A community brand is so much more than a logo and a tagline; those are simply marketing messages used to support and reinforce the brand.
We needed to define ourselves and our brand by exploring the spirit and personality of Squamish, to find ways to articulate what is compelling about this place and the DNA of the people who live here, articulate convincingly our unique attributes that make us the destination of choice to visit, relocate and grow a business. And to do this, we needed to tap into the collective wisdom and inspiration of the community, to really engage and tease out our competitive advantage. The themes that came to the forefront of this comprehensive community engagement process were: outdoor lifestyle, youthful, active, vibrant, creative, grateful for our natural surroundings, unscripted, down to earth somewhat rugged lifestyle, entrepreneurial, proud and respectful of our heritage and our first peoples…and from this we developed the brand strategy.
This time instead of a handful of ad hoc initiatives conjured by upstarts and provocateurs and embraced by government, it was a full-fledged community engagement effort that saw more than a thousand people participate to develop a comprehensive strategy with an actionable roadmap not only for destination marketing but a foundation for how we do government and business and how we express ourselves as a community.

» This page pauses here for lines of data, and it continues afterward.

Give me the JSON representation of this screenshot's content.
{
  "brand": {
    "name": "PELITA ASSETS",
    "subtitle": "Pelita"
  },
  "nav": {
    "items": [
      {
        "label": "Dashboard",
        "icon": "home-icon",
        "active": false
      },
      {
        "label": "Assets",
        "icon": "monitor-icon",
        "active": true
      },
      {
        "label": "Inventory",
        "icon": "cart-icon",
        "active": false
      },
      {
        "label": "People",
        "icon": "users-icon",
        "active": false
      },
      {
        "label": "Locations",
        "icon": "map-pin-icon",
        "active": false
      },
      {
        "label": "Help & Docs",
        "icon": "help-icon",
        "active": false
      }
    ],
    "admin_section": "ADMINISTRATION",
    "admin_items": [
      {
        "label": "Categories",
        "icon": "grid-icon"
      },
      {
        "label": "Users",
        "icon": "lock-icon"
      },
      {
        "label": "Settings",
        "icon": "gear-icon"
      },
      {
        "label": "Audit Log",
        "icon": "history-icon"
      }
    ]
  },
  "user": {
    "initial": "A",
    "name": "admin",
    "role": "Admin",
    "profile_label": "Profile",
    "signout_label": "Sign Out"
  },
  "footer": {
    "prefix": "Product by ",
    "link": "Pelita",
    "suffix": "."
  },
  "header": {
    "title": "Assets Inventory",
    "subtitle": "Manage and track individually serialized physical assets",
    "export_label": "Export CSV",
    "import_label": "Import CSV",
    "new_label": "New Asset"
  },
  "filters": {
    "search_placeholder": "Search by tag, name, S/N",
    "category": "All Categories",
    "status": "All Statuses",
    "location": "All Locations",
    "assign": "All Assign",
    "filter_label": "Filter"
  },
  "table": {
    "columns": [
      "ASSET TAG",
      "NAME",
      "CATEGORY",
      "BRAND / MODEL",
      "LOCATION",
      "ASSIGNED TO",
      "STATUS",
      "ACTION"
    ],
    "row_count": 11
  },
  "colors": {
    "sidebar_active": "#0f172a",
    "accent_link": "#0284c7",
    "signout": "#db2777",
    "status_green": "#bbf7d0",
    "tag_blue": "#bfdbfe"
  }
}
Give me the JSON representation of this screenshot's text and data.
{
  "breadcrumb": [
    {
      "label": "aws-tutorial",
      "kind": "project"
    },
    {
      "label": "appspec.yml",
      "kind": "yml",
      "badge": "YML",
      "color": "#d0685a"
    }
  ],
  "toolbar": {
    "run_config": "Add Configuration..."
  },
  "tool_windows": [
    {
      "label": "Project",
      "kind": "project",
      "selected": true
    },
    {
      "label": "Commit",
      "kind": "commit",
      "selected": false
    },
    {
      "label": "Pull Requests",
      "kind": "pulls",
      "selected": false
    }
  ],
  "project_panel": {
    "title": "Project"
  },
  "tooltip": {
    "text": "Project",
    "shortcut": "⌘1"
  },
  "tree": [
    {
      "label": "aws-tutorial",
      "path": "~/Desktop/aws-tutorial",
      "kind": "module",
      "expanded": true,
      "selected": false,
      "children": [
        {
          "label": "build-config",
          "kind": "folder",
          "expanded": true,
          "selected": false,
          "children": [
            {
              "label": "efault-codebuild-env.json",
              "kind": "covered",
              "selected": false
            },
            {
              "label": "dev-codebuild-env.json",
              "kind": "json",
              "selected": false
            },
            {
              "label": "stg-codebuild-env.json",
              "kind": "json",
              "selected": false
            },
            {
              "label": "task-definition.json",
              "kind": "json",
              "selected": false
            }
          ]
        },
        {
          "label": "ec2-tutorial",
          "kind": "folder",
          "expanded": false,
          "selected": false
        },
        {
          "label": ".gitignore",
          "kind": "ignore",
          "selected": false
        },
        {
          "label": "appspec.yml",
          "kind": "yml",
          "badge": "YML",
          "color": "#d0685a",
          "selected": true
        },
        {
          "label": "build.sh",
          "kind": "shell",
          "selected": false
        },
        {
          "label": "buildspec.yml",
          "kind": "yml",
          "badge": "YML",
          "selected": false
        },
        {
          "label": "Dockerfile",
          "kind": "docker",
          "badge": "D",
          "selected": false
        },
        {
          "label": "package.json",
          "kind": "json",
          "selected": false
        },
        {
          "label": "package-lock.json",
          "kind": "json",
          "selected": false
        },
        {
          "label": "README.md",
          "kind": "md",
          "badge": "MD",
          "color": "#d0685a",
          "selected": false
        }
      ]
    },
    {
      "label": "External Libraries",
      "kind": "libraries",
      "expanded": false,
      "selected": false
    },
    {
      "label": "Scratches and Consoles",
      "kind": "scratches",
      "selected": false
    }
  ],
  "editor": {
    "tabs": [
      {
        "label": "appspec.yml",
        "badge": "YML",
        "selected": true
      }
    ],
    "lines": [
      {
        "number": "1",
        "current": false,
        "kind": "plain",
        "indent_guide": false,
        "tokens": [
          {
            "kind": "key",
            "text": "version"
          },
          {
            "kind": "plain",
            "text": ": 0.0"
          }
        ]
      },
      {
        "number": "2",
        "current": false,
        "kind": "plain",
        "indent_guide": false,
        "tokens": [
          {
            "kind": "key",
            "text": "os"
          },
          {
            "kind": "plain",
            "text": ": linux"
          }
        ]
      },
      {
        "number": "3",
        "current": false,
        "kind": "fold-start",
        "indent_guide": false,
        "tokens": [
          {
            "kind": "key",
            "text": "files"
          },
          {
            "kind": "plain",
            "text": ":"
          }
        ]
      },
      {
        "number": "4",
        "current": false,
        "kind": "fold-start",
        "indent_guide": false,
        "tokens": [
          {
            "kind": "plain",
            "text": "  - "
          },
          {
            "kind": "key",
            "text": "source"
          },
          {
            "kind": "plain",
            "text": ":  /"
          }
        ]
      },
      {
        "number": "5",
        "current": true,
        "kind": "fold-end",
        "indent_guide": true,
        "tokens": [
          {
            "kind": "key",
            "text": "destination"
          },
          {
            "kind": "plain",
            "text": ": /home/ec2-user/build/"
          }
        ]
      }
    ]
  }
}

And although a logo and a tagline are not a brand in and of themselves, we worked hard to top off this compelling story with an exclamation point. Our logo, unique among municipalities across BC, honours our first peoples with the Coast Salish eye of the creator icon. And our tagline, Squamish. Hardwired for Adventure, has become a rallying cry for the organization and the drum beat of our economy. After all, Squamish is hardwired for business, and the evidence is in the business growth, and acknowledgements and accolades the District is experiencing province-wide. And this economic growth and sector diversification is really attributable to the talent of the population that lives here. We’re hardwired as a community, as a people…it’s in our DNA.
I like to think that if I was reading Baker’s book reflecting on Squamish today, on page 136, the sixth song on Hardcore Logo’s second album would be: She told me to kiss me where it’s awesome…so I drove her to Squamish.
And maybe, just maybe, the eponymous punk band Hard Core Logo would be called Hardwired Logo instead.
Mayor Heintzman grew up in Montreal and spent her university years at Ontario’s McMaster University where she received a BA in History. Patricia continued her studies and graduated from Sheridan College with a diploma in Photojournalism. She has spent most of her career in the publishing world as a journalist, editor, publisher, photographer, graphic designer and freelance writer.